We have, throughout, adduced reasons for our recommendation of particular exercises, and shown the benefits which they confer. These reasons, or others which the professor may have in support of any particular plan which he adopts, he should communicate to his pupils, when they are of an age to understand and appreciate them. Being thus rendered conscious of the usefulness of their various exercises, they will perform them with more pleasure and apply to study with more diligence and alacrity. Many of the principles unfolded in this work have, at different times, been brought into practice, but, in an isolated and incomplete manner, which has lessened the advantages to be expected from them. The mutual assistance of which they are capable, and on which their efficiency principally depends, has been generally overlooked, owing sometimes to the exaggerated importance

attributed to some exclusively, at other times to neglect of the exercises which could fully elicit them, and, not unfrequently, to the immature age at which they are imposed on learners.

The interlineal translations of the so-called "Hamiltonian method," great as is the aid they afford in acquiring the art of reading, for which alone that method was recommended by Locke, Dumarsais, and Condillac, cannot, when unconnected with other exercises, enable learners to converse or compose in a foreign language. These writers, in their strictures on this subject, proposing exclusively to improve classical studies, naturally confined their suggestions to the means of facilitating the first steps in Latin reading: they never pretended that the interlineal method had power beyond this.

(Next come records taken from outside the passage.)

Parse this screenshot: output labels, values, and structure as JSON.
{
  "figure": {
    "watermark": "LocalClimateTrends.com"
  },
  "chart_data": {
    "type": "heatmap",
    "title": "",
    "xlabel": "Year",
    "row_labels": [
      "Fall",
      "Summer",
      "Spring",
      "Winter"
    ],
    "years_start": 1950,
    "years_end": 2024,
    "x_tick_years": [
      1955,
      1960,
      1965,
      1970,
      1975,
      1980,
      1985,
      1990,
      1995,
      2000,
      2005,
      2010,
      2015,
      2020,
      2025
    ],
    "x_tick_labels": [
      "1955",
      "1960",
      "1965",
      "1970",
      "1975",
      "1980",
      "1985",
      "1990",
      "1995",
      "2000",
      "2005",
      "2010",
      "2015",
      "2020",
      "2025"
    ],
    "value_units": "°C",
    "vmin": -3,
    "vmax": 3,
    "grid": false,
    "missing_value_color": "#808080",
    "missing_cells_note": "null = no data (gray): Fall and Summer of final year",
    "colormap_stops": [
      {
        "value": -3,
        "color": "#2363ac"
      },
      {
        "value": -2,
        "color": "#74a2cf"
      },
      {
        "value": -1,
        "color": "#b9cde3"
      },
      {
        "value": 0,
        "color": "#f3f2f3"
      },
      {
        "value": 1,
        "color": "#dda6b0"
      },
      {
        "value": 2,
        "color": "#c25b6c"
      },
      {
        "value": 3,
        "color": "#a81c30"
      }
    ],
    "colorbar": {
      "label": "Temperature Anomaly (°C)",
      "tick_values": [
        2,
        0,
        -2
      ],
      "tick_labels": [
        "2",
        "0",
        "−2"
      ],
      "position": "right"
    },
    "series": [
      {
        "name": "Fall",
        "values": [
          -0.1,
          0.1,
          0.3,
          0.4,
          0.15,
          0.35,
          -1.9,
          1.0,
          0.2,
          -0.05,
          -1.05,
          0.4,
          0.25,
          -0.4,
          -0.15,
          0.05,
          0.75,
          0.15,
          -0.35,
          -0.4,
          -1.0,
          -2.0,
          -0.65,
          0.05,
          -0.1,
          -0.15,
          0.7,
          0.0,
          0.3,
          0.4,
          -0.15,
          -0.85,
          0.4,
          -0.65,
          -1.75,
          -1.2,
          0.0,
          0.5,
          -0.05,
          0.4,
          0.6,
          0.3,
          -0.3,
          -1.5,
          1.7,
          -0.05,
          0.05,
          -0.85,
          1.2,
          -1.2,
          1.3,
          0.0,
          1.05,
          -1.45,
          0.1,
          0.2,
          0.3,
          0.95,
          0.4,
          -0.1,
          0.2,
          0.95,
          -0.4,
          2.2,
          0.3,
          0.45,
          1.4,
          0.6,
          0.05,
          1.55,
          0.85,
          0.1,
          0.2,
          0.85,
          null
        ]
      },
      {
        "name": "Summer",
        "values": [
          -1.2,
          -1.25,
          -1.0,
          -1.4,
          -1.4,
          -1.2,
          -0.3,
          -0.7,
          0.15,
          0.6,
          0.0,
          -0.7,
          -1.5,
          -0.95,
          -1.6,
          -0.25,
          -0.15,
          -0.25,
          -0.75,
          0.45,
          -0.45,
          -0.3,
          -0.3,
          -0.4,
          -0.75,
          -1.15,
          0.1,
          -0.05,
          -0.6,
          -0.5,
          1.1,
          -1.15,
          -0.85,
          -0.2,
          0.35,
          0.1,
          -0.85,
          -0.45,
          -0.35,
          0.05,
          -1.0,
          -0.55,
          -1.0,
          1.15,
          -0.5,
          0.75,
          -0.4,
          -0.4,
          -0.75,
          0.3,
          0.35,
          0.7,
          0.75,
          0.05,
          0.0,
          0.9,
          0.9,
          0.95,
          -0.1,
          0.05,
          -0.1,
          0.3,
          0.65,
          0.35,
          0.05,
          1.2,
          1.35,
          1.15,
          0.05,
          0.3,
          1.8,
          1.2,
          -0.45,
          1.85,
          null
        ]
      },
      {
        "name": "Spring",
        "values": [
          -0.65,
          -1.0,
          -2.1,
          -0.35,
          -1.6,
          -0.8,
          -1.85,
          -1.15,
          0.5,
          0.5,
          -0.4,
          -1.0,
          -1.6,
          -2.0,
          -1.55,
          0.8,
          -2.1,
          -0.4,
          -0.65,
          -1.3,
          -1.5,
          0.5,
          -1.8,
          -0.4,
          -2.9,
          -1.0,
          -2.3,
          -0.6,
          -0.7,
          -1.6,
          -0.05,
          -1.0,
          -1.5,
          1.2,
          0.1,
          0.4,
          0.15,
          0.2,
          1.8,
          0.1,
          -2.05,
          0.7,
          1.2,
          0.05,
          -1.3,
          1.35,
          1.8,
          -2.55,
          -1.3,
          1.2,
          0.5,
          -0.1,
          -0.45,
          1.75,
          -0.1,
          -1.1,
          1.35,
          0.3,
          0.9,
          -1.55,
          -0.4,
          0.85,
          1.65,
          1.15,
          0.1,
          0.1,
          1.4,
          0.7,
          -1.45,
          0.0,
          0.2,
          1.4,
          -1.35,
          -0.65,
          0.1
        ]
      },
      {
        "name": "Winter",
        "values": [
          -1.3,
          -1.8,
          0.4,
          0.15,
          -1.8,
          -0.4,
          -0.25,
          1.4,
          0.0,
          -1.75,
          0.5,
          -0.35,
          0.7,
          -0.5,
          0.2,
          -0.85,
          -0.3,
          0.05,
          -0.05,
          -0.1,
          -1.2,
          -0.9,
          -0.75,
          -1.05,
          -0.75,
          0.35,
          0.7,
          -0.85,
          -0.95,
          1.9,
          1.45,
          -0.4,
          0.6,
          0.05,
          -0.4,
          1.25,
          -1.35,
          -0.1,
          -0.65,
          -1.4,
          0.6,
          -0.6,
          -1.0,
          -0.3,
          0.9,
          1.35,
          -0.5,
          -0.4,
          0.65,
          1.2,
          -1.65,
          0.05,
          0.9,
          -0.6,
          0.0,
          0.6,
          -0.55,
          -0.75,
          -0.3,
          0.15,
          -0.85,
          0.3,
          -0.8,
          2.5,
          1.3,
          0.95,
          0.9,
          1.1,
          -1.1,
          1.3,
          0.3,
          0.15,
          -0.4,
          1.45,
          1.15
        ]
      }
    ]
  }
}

Study of a model work, as recommended by Jacotot, is undoubtedly useful; but it is a perversion of principles to confine learners to one work and impose it on them as a task of memory, especially before they know anything of the foreign pronunciation. This practice, however, is not more preposterous than his recommendation of various other exercises on the language, to be performed under the direction of an instructor ignorant of that language,

Dufief and Ollendorff are as opposed to each other in the mode of learning a language as they are to Locke, Dumarsais, Condillac, and Jacotot, yet each proclaims himself the faithful interpreter of nature, because he gives precedence to the facts of language over the rules of grammar. But this is not sufficient to justify the assumption; and, as was shown in the foregoing pages, neither the practice of learning ready-made phrases, nor that of writing exercises, in which their respective methods chiefly consist, could completely secure the power of expression-the only acquirement at which they apparently aim: much less could they forward students in reading standard authors, understanding foreigners, or pronouncing their language. The very title of Ollendorff's work* shows that he did not even suspect that hearing was one of the departments of a language to be acquired. Captain Basil Hall, who, in learning French and German, had used the antagonist methods of Dufief and Ollendorff, praised them both equally; but on what ground we cannot discover. However, it is most probable that the progress he made in those languages was due less to the plans pursued than to his own industry and great mental powers.

* A New Method of Learning to Read, Write, and Speak a Language in Six Months.